I tried to look up these agencies on the internet. AICBA is the New Delhi based representative of 15 seed companies. At another site it says about AICBA: Formed in 2003, the All India Crop Biotechnology Association (AICBA) is an industry association of the major companies engaged in agricultural biotechnology in India …

ERRC: There is no information available on the ERRC, except this piece of news, where a minister says that ERRC is a registered NGO which has cleared a major hydroelectric project, saying that environmental impact would be negligible, and this document which claims that ERRC gave reports on the environmental impact of the Athirappilly hydroelectric project without actually carrying out any study.

FBAE: This seems to be mostly scientists past the age of retirement, currently working for biotech companies.

AICBA and FBAE are clearly funded by large multinational corporations, while ERRC seems to be either shady, or thoroughly incompetent, or both. So why should anyone take the pronouncements and allegations by these `scientists’ seriously? Would you believe a doctor funded by the tobacco industry if he says smoking is good for health?

But one thing is certain — biotech must be enormously profitable for the biotech companies. Is that a good enough reason for the rest of humanity to believe them?

Update: Found a report on this conference at Devinder Sharma’s blog, which highlights the unscientific approach of these `scientists’ to questions asked of them.

Was the Indian H-bomb a damp squib?

December 15, 2009 Leave a comment

Anil Kakodkar, the former chief of the Atomic Energy Commission of India, was yesterday accused of lying by K. Santhanam, a retired scientist of the DRDO. Santhanam had said earlier that India’ s claim to have exploded a thermonuclear device, or H-bomb, in 1998 (Pokhran II) was a false claim (Outlook magazine has an interesting take on this). That was countered by former president Kalam, but Santhanam did not back off from his claim. Older scientists like Homi Sethna and P.K. Iyengar, who had overseen the 1974 Pokhran tests, came out in support of Santhanam.

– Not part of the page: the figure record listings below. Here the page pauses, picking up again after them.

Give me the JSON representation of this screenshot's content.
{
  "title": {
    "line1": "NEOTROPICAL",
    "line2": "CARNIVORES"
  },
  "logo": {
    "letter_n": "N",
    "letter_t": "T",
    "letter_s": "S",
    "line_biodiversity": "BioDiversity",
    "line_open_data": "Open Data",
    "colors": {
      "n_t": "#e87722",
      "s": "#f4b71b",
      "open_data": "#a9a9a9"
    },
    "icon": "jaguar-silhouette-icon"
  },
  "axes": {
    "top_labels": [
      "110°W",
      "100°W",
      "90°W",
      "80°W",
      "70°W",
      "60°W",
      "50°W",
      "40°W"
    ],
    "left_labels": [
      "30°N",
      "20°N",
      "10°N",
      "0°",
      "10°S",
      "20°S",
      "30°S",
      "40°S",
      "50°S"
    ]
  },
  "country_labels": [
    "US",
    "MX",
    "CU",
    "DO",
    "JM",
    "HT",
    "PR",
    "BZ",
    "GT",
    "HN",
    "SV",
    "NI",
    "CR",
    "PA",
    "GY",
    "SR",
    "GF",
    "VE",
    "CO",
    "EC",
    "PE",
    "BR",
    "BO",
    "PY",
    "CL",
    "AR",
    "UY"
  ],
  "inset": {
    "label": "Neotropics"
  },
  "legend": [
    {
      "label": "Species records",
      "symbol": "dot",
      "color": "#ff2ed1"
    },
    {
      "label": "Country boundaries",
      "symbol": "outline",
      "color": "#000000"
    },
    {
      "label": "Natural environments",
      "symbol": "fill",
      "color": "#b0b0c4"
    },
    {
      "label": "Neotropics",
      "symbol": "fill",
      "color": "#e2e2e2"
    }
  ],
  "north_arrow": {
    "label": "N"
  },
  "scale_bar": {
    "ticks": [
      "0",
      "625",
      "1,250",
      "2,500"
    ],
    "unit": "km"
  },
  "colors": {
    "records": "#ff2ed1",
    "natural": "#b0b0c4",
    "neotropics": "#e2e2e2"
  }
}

Now Kakodkar, in an interview with Karan Thapar, says that Santhanam basically did not know what he was talking about. This annoyed Santhanam enough to call the press and tell them what he thought about Kakodkar and other `Bombaywallahs’, meaning the directors of BARC or chairman of DAE.

This story struck me with a feeling of deja vu — the original British H-bomb was a bluff. Indian defence scientists (DRDO) should not take Kakodkar’s (and Kalam’s) claim at face value, but should check all the data very carefully. It is one thing to not have nuclear weapons at all, like many signatories to the NPT. But to have nuclear weapons which do not work is much worse, it gives a false sense of confidence.